Entah sudah berapa lama ia terperangkap dalam belukar. Berusaha dengan gigih mencari jalan keluar yang tak kunjung ditemuinya. Ia lelah dan akhirnya pun menerima begitu saja. Tapi tak membuat ia bersedih. Ada banyak hal yang membuatnya senang bukan kepalang. Dalam belukar ada banyak sumber makanan yang dapat ia olah lalu konsumsi. Meski harus bersusah payah mencarinya. Namun ia menikmati hal tersebut, karna dalam setiap proses pencarian selalu ada hal baru yang bisa ia peroleh.

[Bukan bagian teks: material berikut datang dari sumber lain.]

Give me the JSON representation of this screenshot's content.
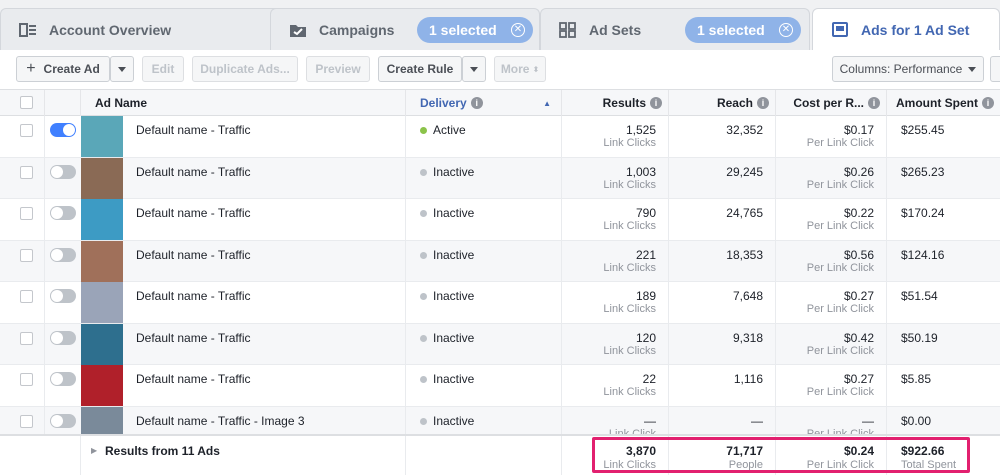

"Aku tidak hanya mendapatkan makanan untuk ku konsumsi hari ini. Tapi pelajaran tentang bagaimana mendapatkannya," ujarnya.
Meski tidur-pun tak senyaman di gubuk yang ia punya, untuk kali itu ia cukup senang. Karna ada banyak ranting pohong dan jerami yang ia bisa pergunakan sebagai alas tidur. Meski kadang ketika bangun sakitnya bukan kepalang, ia selalu menikmatinya.

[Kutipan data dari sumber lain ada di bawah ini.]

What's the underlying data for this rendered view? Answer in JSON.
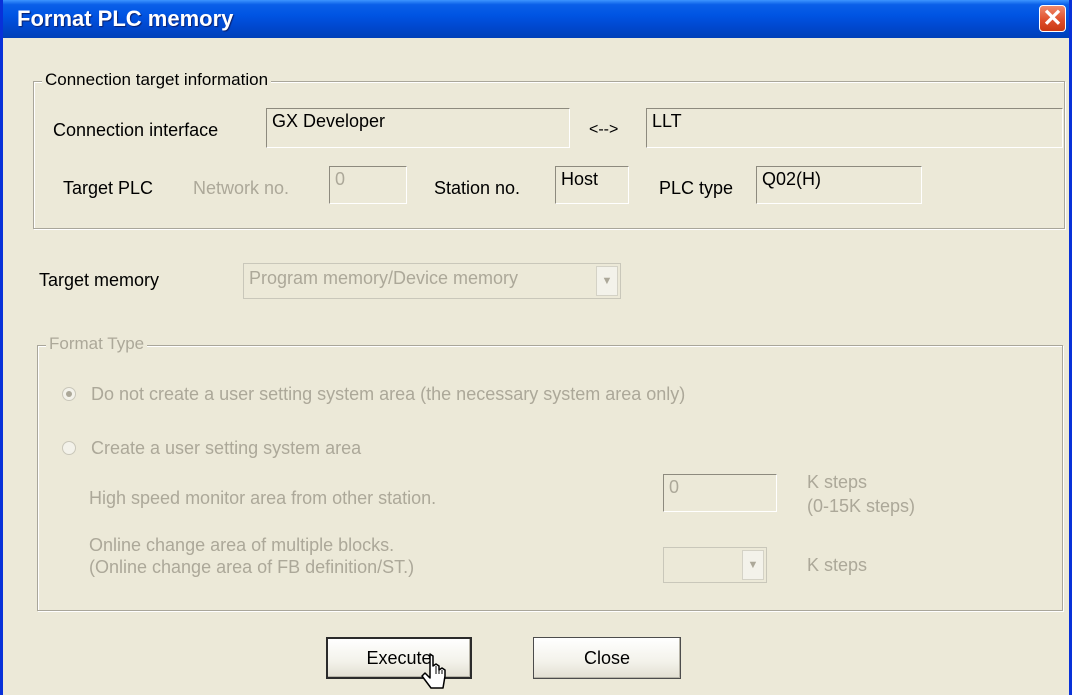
{
  "window": {
    "title": "Format PLC memory",
    "close_glyph": "✕"
  },
  "connection": {
    "legend": "Connection target information",
    "interface_label": "Connection interface",
    "interface_value": "GX Developer",
    "arrow": "<-->",
    "link_value": "LLT",
    "target_plc_label": "Target PLC",
    "network_label": "Network no.",
    "network_value": "0",
    "station_label": "Station no.",
    "station_value": "Host",
    "plc_type_label": "PLC type",
    "plc_type_value": "Q02(H)"
  },
  "target_memory": {
    "label": "Target memory",
    "selected": "Program memory/Device memory"
  },
  "format_type": {
    "legend": "Format Type",
    "option1": "Do not create a user setting system area (the necessary system area only)",
    "option1_selected": true,
    "option2": "Create a user setting system area",
    "option2_selected": false,
    "high_speed_label": "High speed monitor area from other station.",
    "high_speed_value": "0",
    "high_speed_unit_line1": "K steps",
    "high_speed_unit_line2": "(0-15K steps)",
    "online_change_line1": "Online change area of multiple blocks.",
    "online_change_line2": "(Online change area of FB definition/ST.)",
    "online_change_value": "",
    "online_change_unit": "K steps"
  },
  "buttons": {
    "execute": "Execute",
    "close": "Close"
  },
  "icons": {
    "close": "close-icon",
    "dropdown": "chevron-down-icon",
    "cursor": "mouse-pointer-icon"
  },
  "colors": {
    "title_bar": "#0054e3",
    "dialog_bg": "#ece9d8",
    "close_button": "#e0502c",
    "disabled_text": "#aca899"
  }
}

"Ini seperti hidup bagi ku. Banyak tantangan yang kemudian jadi pelajaran berharga buat ku," ujarnya lagi, semangat.
Dalam belukar ia mendapatkan pelajaran baru. Ia sudah mulai terbiasa dengan lapar, tak bisa bermanja, menyamankan posisi dalam keadaan yang tak nyaman sekali.
"Tak ada titik ternyaman dalam hidup. Semua penuh dengan duka. Dan aku tidak ingin membuang energi untuk mengutuk keadaan sepeti ini. Ini karunia semesta yang patut aku syukuri," katanya langtang. "Karna hidup nyaman adalah kematian sesungguhnya."

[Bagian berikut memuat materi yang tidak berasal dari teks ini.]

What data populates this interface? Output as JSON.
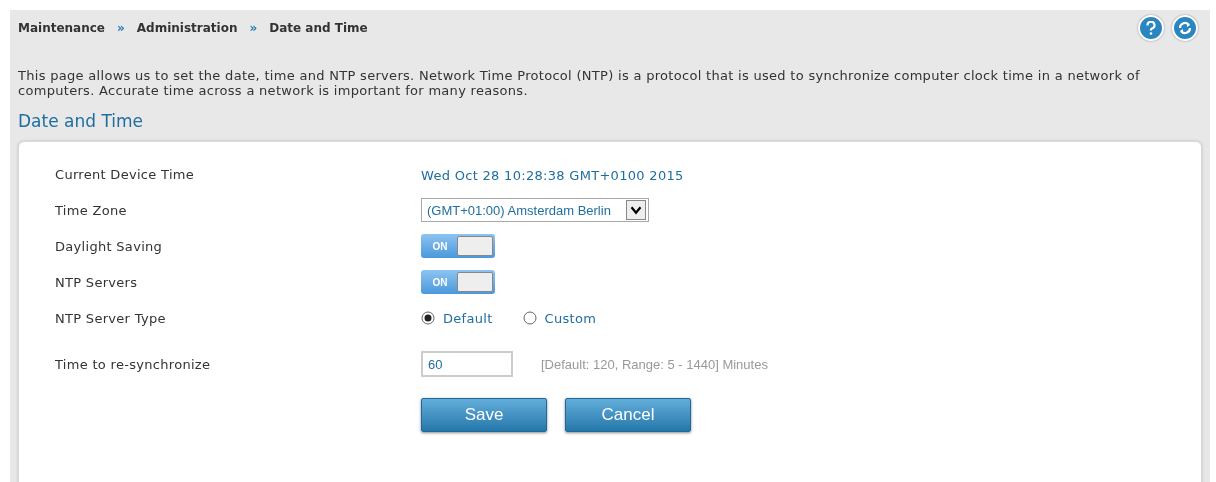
{
  "breadcrumb": [
    {
      "kind": "link",
      "text": "Maintenance"
    },
    {
      "kind": "separator",
      "text": "»"
    },
    {
      "kind": "link",
      "text": "Administration"
    },
    {
      "kind": "separator",
      "text": "»"
    },
    {
      "kind": "current",
      "text": "Date and Time"
    }
  ],
  "description": "This page allows us to set the date, time and NTP servers. Network Time Protocol (NTP) is a protocol that is used to synchronize computer clock time in a network of computers. Accurate time across a network is important for many reasons.",
  "section_title": "Date and Time",
  "fields": [
    {
      "kind": "text",
      "label": "Current Device Time",
      "value": "Wed Oct 28 10:28:38 GMT+0100 2015"
    },
    {
      "kind": "select",
      "label": "Time Zone",
      "value": "(GMT+01:00) Amsterdam Berlin"
    },
    {
      "kind": "toggle",
      "label": "Daylight Saving",
      "on": true,
      "on_text": "ON"
    },
    {
      "kind": "toggle",
      "label": "NTP Servers",
      "on": true,
      "on_text": "ON"
    },
    {
      "kind": "radio",
      "label": "NTP Server Type",
      "options": [
        {
          "label": "Default",
          "selected": true
        },
        {
          "label": "Custom",
          "selected": false
        }
      ]
    },
    {
      "kind": "input",
      "label": "Time to re-synchronize",
      "value": "60",
      "hint": "[Default: 120, Range: 5 - 1440] Minutes"
    }
  ],
  "buttons": [
    "Save",
    "Cancel"
  ]
}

Kehidupan nyaman adalah ketiadaan dalam arti sesungguhnya. Persis seperti yang para ulama katakan tentang surga. Disana (surga) semua manusia akan hidup dengan apa yang ia cintai dan apa yang ia inginkan. Tidak ada penderitaan. Tidak duka. Setiap hari penuh dengan kebahagian.
"Jika kau menginginkan kehidupan yang serba nyaman. Tak usah melamar jadi PNS. Hijrah saja cepat ke surga."
Tapi malam itu, tepat bulan purnama ia menahan rindu pada gubuk yang telah lama ia tinggali. Ia rindu dengan kehidupan yang berlangsung dalam gubuk tersebut. Bahkan saking menahan rindu, ia hampir menangis.
"Ternyata dalam ketiadaan yang aku buat senyaman mungkin ini. Ada satu duka yang tak sempat aku atasi. Aku lelah," keluhnya.
Sejujurnya, aku hanya malu, malu untuk mengeluh seperti ini: aku rindu rumah lama, kamar punk, keributan yang Adit ciptakan dirumah, suara marah papa yang menggelegar, liat mama menonton sinetron favoritnya, Putri yang sibuk dengan handphonenya, aku ingin keluarga yang tak terpisah jarak.